HometownMcLennan County


Quarantine is on the table for this year's Thanksgiving

Posted at 7:06 PM, Nov 20, 2020
and last updated 2020-11-20 20:06:41-05

WACO, TX — With more than one million COVID-19 cases reported in the past seven days, the CDC is recommending Americans stay home this Thanksgiving and celebrate with the people you live with rather than traveling to other festivities.

According to the CDC, travel may increase a person's chance of getting and spreading COVID-19.

It's a message many McLennan County residents are taking to heart.

"Normally we would have family over or travel," Ben Raley said. "This year we're going to stay home and eat."

For other McLennan County residents, Thanksgiving plans for this year have been scrapped altogether.

"No, no plans," said Kayla Lee.

Lee said the distance from family members ahead of the Thanksgiving holiday weighs heavy.

"The virus has affected my mom. I haven't seen her in a year," she said.

It's a tough reality, and a set of recommendations public health officials have reminded residence about this holiday season.

"It's a difficult recommendation to give because we all do miss our families," Kelly Craine of the Waco-McLennan County Public Health District said.

While travel is discouraged, some Americans will still travel for the Thanksgiving holiday. The CDC and public health officials are encouraging those who do to engage in a 14 day quarantine period before leaving.

"We're running out of time on that, but you should still do that," Craine said. "Should still maintain that idea of "I'm going to see someone and I need to isolated myself.""

If you are attending a Thanksgiving gathering, the CDC recommends you take these precautions.

  • Bring your own food, drink, plates, cups, and utensils.
  • Wear a mask, and safely store your mask while eating and drinking.
  • Avoid going in and out of the areas where food is being prepared or handled, such as in the kitchen
  • Use single-use options, like salad dressing and condiment packets, and disposable items like food containers, plates, and utensils.

Craine says it's also important people maintain that six-feet of separation at Thanksgiving, wash their hands, and wear a mask.

"Of course, you know, it seems silly that you would think about wearing a mask with your family because these are the people you love and protect," she said. "But the mask is essential because it protects all of you."

If you host a Thanksgiving gathering, the CDC recommends you take steps such as limit the number of guests, open your windows if your celebrating indoors, and if sharing food to only have one person serving, using single-use options like plastic utensils.

Even after all that, Craine says if you did end up attending or hosting people for Thanksgiving, you should isolate the following day.

"Absolutely, these are guidelines to place upon yourself," she said. "You know if you've just spent time with people, and don't know who they've just spent time with, you should limit your activities."
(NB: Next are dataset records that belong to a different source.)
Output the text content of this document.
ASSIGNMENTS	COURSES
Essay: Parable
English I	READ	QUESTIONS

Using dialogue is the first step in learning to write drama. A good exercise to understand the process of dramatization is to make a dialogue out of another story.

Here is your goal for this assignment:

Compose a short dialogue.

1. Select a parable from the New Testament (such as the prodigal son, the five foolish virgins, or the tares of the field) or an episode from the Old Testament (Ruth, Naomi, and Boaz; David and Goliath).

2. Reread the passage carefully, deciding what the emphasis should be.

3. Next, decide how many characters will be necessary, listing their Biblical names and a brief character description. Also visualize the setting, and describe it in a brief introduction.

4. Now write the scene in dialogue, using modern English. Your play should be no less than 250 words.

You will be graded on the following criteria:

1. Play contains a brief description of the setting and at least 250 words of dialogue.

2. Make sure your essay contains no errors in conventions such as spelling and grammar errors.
Of course, the best way to avoid adding these precautions to your Thanksgiving is to stay home and celebrate with only those in your home. It's a short term sacrifice to ensure this year's holiday is nothing like next years, says Craine.

"We're sacrificing this moment, this day," she said. "To have future Thanksgiving with our loved ones."

If considering traveling for the Thanksgiving holiday, the CDC has a detailed checklist of questions you should ask yourself before making that decision. You can view that list in its entirety here.

If you do ultimately decide to travel for the Thanksgiving holiday , the CDC encourages you to check for any potential travel restrictions at your destination, get your flu shot ahead of time, and to engage in measures to prevent the spread of COVID-19 such as wearing a face covering and social distancing.